Here are three ways agencies and in-house creative teams can keep from being overwhelmed by AI:
1. You actually don’t have to start from scratch
While TED-talking thought leaders and technology sales executives tend toward hyperbole when touting the recent wave of AI, the truth is that your creative agency or in-house team are already running a lot of the processes to support AI/ML optimization on your primary engagement channels.
In simple terms, you can start experimenting with the content you already have. From programmatic display to multi-channel experiences spanning social, email, mobile, in-store, and print—your creative teams are already accustomed to building a mountain of assets to fit different mediums.

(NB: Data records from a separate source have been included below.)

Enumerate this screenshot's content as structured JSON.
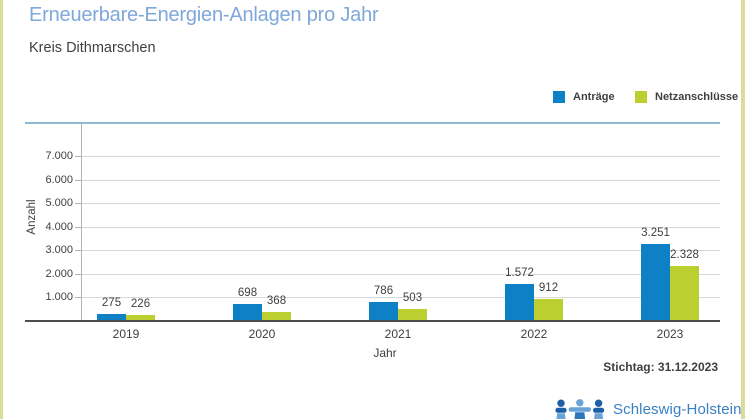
{
  "header": {
    "title": "Erneuerbare-Energien-Anlagen pro Jahr",
    "subtitle": "Kreis Dithmarschen"
  },
  "legend": [
    {
      "label": "Anträge",
      "color": "#0e81c6"
    },
    {
      "label": "Netzanschlüsse",
      "color": "#bccf31"
    }
  ],
  "chart_data": {
    "type": "bar",
    "title": "Erneuerbare-Energien-Anlagen pro Jahr",
    "subtitle": "Kreis Dithmarschen",
    "categories": [
      "2019",
      "2020",
      "2021",
      "2022",
      "2023"
    ],
    "series": [
      {
        "name": "Anträge",
        "color": "#0e81c6",
        "values": [
          275,
          698,
          786,
          1572,
          3251
        ],
        "labels": [
          "275",
          "698",
          "786",
          "1.572",
          "3.251"
        ]
      },
      {
        "name": "Netzanschlüsse",
        "color": "#bccf31",
        "values": [
          226,
          368,
          503,
          912,
          2328
        ],
        "labels": [
          "226",
          "368",
          "503",
          "912",
          "2.328"
        ]
      }
    ],
    "xlabel": "Jahr",
    "ylabel": "Anzahl",
    "ylim": [
      0,
      8400
    ],
    "grid": true,
    "legend_position": "top-right",
    "yticks": [
      {
        "value": 1000,
        "label": "1.000"
      },
      {
        "value": 2000,
        "label": "2.000"
      },
      {
        "value": 3000,
        "label": "3.000"
      },
      {
        "value": 4000,
        "label": "4.000"
      },
      {
        "value": 5000,
        "label": "5.000"
      },
      {
        "value": 6000,
        "label": "6.000"
      },
      {
        "value": 7000,
        "label": "7.000"
      }
    ]
  },
  "footer": {
    "stichtag": "Stichtag: 31.12.2023",
    "logo_text": "Schleswig-Holstein"
  }
}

In fact, they likely are already building the templates that you need to feed the machine.
2. Focus first on the always-on relationship
From abandon cart messages via email for retailers to data usage notifications for mobile carriers via SMS, most brands already have “evergreen” or “always-on” campaigns corresponding to stages in a customer journey. At best, these are based on static segments, SKU affinity categories, or basic behavioral triggers. At worst, it’s a one-size-fits all automated interaction.
These types of basic communications are great places to start for AI decisioning initiatives since marketers can set sanity boundaries and let the machine optimize experience elements based on the unique, time-stamped attributes of a customer or user.
What this means for the creative process is that creative directors and marketers need to think about campaigns as a true relationship versus a linear interaction toward a specific short-term outcome.
3. Adapt for volume and variability
Just as AI engines have a voracious hunger for large data sets, they also thrive on a large number creative permutations. Fortunately, for creative teams, many of the assets they’re producing on a daily basis have templated elements or variable tags in place that are ideal for experimentation.
The trick is making sure the creative teams are adapting their process to include multiple options for each copy or visual component, along with adhering to strict metadata taxonomies for each asset attribute.
For example, in a dynamic email, the subject line, preheader, and headline can all change based on a what performs best based on your KPIs (longterm or short-term) and a user’s behavioral data profile. During the production stage, your copywriters should plan on generating multiple options for each copy block within a campaign that fit within your overall brand voice. These could shift between educational, sense of urgency, humorous, informational, etc. In a visual paradigm, the hero image should have multiple composition options that all fit within the overall visual direction of the campaign.
For creatives, the emphasis anchors creative direction and production within larger brand elements like tone, voice, and feel, while asset variables within an experience will continually adapt based on your customer’s evolving preferences.
Ultimately, this shifts the creative team toward a more strategic dialog when discussing project scoping and execution.
And, with a machine picking the final design, creative teams need to embrace the focus on the bigger ideas that really connect with their audiences.
Otherwise, they risk being reduced to a life of labor shoveling creative assets into a hungry marketing machine.